Foi representado inúmeras vezes desde a Antiguidade até o presente, geralmente como um homem jovem, nu e imberbe, no auge de seu vigor, às vezes com um manto, um arco e uma aljava de flechas, ou uma lira, e com alguns de seus animais simbólicos, como a serpente, o corvo ou o grifo.
O deus da música e da poesia traz o equilíbrio que a canção exige, balanceando a delicada e intrigada composição. Traz, também, a força da juventude que o Rock exige. Mira sua seta no artista que, embutido da força primaz, faz uso para suas criações. Apolo, portanto, é um deus de vários atributos.

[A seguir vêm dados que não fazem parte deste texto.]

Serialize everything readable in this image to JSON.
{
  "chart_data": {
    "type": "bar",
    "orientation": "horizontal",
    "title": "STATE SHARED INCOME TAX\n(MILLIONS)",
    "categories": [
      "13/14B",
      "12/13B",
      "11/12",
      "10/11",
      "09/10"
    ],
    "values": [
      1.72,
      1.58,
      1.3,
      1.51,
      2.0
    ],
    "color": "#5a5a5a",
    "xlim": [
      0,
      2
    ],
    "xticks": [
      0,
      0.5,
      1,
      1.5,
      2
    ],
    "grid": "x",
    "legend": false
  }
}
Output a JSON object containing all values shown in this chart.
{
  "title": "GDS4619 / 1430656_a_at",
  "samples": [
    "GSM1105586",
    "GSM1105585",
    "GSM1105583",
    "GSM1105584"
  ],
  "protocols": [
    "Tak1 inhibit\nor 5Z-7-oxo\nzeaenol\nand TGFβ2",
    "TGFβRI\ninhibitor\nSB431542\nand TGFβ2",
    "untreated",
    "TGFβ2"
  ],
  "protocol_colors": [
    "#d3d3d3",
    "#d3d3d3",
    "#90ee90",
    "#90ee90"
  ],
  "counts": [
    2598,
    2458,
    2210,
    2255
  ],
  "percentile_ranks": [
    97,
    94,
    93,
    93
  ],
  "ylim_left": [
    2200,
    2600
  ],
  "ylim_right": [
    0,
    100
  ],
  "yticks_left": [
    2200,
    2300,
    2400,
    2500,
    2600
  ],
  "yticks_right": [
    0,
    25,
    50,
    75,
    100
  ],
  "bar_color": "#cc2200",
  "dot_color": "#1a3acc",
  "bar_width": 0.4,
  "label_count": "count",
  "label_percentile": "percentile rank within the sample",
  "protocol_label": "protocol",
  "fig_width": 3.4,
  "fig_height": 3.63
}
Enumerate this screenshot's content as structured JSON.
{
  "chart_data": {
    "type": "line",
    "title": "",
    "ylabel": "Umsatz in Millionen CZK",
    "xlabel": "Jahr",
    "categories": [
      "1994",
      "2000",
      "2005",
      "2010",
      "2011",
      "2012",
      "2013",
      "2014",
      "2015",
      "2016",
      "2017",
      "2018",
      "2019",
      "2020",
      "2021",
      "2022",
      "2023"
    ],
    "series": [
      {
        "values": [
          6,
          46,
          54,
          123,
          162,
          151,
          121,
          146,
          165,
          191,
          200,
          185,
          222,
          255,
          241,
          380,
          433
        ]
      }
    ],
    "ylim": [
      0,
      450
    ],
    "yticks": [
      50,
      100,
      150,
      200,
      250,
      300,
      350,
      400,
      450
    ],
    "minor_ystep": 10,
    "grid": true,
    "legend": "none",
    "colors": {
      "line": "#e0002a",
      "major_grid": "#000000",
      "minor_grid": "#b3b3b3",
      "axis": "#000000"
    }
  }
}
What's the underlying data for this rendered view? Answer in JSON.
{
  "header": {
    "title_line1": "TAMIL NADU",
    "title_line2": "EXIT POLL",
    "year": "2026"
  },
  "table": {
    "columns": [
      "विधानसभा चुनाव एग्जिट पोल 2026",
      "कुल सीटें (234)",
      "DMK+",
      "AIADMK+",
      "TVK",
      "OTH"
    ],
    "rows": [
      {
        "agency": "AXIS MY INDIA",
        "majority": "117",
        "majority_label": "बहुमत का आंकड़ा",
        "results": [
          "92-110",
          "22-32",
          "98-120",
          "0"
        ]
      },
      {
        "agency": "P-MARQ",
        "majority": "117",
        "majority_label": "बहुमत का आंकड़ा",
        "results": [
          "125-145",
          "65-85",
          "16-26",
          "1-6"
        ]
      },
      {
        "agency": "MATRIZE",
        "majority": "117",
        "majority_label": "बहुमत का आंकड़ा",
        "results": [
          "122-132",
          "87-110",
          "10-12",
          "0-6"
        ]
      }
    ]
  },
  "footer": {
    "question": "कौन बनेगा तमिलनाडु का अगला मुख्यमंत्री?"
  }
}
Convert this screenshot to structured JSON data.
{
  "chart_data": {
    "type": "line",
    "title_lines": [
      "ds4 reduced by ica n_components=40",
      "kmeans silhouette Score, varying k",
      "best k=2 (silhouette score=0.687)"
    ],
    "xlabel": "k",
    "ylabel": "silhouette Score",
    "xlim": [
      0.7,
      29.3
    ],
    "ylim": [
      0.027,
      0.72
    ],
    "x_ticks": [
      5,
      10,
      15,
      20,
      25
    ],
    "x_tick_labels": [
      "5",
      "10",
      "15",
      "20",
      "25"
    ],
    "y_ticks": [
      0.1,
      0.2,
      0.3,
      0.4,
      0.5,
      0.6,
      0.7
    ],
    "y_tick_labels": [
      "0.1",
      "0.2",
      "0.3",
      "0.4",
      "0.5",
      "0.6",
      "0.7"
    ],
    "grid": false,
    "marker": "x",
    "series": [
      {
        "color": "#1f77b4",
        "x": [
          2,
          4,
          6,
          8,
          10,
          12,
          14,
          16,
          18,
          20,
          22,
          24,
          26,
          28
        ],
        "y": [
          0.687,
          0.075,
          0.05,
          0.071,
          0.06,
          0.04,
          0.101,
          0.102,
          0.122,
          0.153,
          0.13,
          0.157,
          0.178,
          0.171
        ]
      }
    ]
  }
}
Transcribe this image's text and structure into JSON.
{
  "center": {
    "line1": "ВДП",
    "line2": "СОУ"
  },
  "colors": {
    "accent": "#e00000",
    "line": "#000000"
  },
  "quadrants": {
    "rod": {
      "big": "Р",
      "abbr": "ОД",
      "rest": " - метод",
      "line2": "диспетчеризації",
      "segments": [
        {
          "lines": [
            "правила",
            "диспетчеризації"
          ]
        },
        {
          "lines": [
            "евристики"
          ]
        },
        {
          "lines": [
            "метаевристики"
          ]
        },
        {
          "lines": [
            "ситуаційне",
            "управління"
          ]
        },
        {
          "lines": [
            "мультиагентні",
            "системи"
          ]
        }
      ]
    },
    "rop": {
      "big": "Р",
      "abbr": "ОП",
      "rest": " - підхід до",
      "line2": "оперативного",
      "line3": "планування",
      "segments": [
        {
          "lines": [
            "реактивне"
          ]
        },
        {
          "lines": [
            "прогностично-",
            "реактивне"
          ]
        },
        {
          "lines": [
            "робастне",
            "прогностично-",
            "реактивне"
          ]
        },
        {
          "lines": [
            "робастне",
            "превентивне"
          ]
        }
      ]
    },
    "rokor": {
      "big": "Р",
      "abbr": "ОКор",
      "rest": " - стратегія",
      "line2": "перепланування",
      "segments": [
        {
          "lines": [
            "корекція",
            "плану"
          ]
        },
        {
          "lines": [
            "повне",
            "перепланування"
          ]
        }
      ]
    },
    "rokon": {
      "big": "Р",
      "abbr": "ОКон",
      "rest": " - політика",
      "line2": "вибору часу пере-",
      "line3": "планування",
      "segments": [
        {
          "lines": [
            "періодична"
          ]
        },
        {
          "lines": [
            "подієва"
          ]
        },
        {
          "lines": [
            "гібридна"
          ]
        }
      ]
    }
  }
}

Dioniso ou Dionísio era o deus grego equivalente ao deus romano Baco: dos ciclos vitais, das festas, do vinho, da insânia, mas, sobretudo, da intoxicação que funde o bebedor com a deidade. Filho de Zeus e da princesa Sêmele, foi o único deus olimpiano filho de uma mortal, o que faz dele uma divindade grega atípica.
Há, na mitologia grega, versões muitas vezes diferentes e contraditórias dos eventos mitológicos. A história do nascimento de Dioniso não é diferente: existem pelo menos duas versões do nascimento de Dioniso.